Eighteen Years After He Left the World

Yudit Shahar
| poetry

Translated by Aviya Kushner
 
He was not relevant, in the Population Registry they lost

the documents, in the Interior Ministry they claimed it wasn’t

possible to verify

facts, I signed a declaration and swore in front of the respected

judge

I am Yudit Shahar declaring that I am the daughter of blessed be

his memory

who was born in 1911 in Turkey

named Elazar Sabach, who in Israel in 1929 took the name

Eliezer Saba

and chose to live and die as Eliezer Shahar, and that one zero

in the identity card was destroyed

by fault of the office, I declare that he is him

(I wanted to say to the judge:

his eyes were brown and reddened

when he got angry, he had a pale face,

both of us have the same freckles on the shoulders.
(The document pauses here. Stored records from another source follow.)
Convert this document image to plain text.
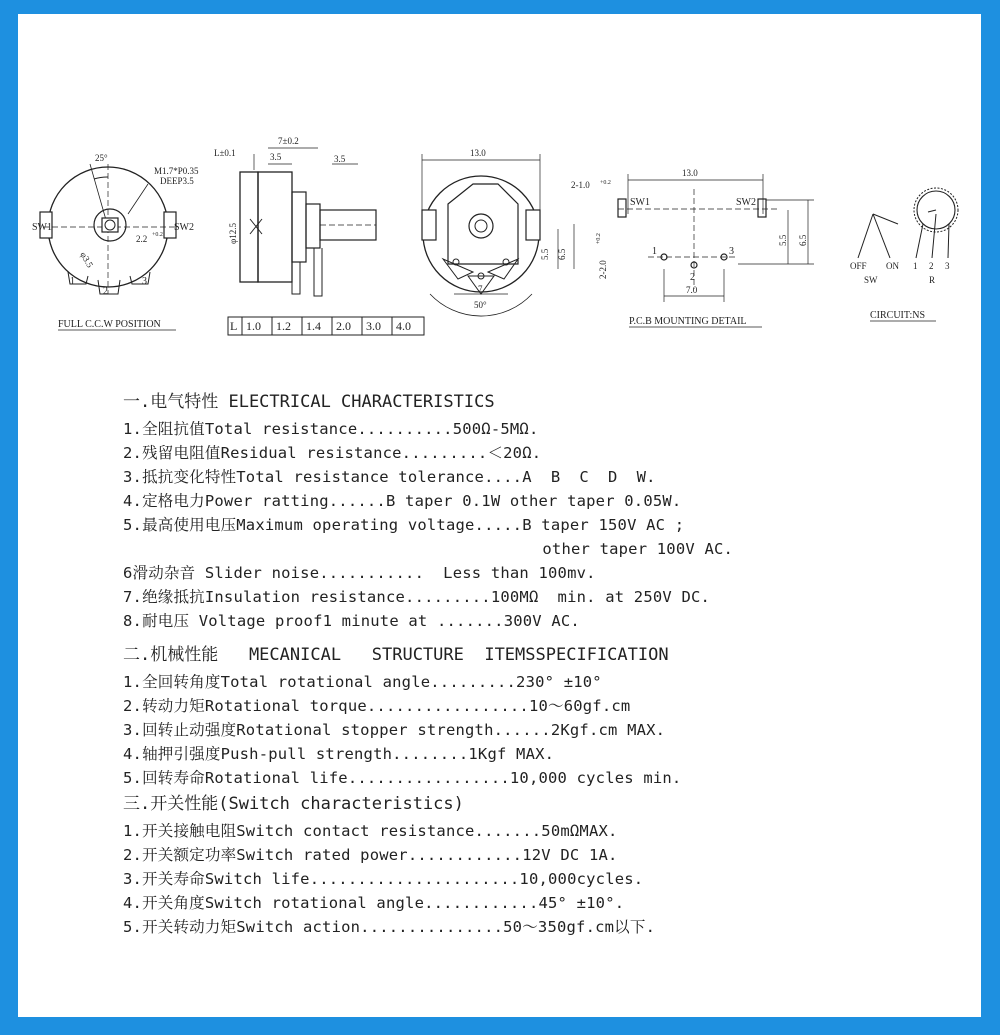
25°
M1.7*P0.35
DEEP3.5
SW1	SW2
φ3.5
2.2 +0.2
1
2
3
FULL C.C.W POSITION
L±0.1
7±0.2
3.5	3.5
φ12.5
L 1.0 1.2 1.4 2.0 3.0 4.0
13.0
5.5 6.5
7
50°
13.0
2-1.0 +0.2
2-2.0
+0.2
SW1	SW2
1
2
3
5.5 6.5
7.0
P.C.B MOUNTING DETAIL
OFF ON
SW
1 2 3
R
CIRCUIT:NS
一.电气特性 ELECTRICAL CHARACTERISTICS
1.全阻抗值Total resistance..........500Ω-5MΩ.
2.残留电阻值Residual resistance.........＜20Ω.
3.抵抗变化特性Total resistance tolerance....A  B  C  D  W.
4.定格电力Power ratting......B taper 0.1W other taper 0.05W.
5.最高使用电压Maximum operating voltage.....B taper 150V AC ;
other taper 100V AC.
6滑动杂音 Slider noise...........  Less than 100mv.
7.绝缘抵抗Insulation resistance.........100MΩ  min. at 250V DC.
8.耐电压 Voltage proof1 minute at .......300V AC.
二.机械性能   MECANICAL   STRUCTURE  ITEMSSPECIFICATION
1.全回转角度Total rotational angle.........230° ±10°
2.转动力矩Rotational torque.................10～60gf.cm
3.回转止动强度Rotational stopper strength......2Kgf.cm MAX.
4.轴押引强度Push-pull strength........1Kgf MAX.
5.回转寿命Rotational life.................10,000 cycles min.
三.开关性能(Switch characteristics)
1.开关接触电阻Switch contact resistance.......50mΩMAX.
2.开关额定功率Switch rated power............12V DC 1A.
3.开关寿命Switch life......................10,000cycles.
4.开关角度Switch rotational angle............45° ±10°.
5.开关转动力矩Switch action...............50～350gf.cm以下.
I wanted to say, I too did

not know the man—

and there is a doubt as to whether

he knew me.)

Yudit Shahar grew up on the border of Sh’chunat HaTikvah, or “the neighborhood of hope,” in Tel Aviv. She is the author of the poetry collections It’s Me Speaking (2009) and Every Street Has Its Own Madwoman(2013), and recently won the prestigious Prime Minister’s Prize in Hebrew Literature. Her first collection, It’s Me Speaking, won five separate literary prizes in Israel.

Aviya Kushner grew up in a Hebrew-speaking home in New York. She is the author of The Grammar of God: A Journey into the Words and Worlds of the Bible (Spiegel & Grau / Random House, 2015), a finalist for The National Jewish Book Award and the Sami Rohr Prize. She is The Forward’s language columnist and an associate professor at Columbia College Chicago.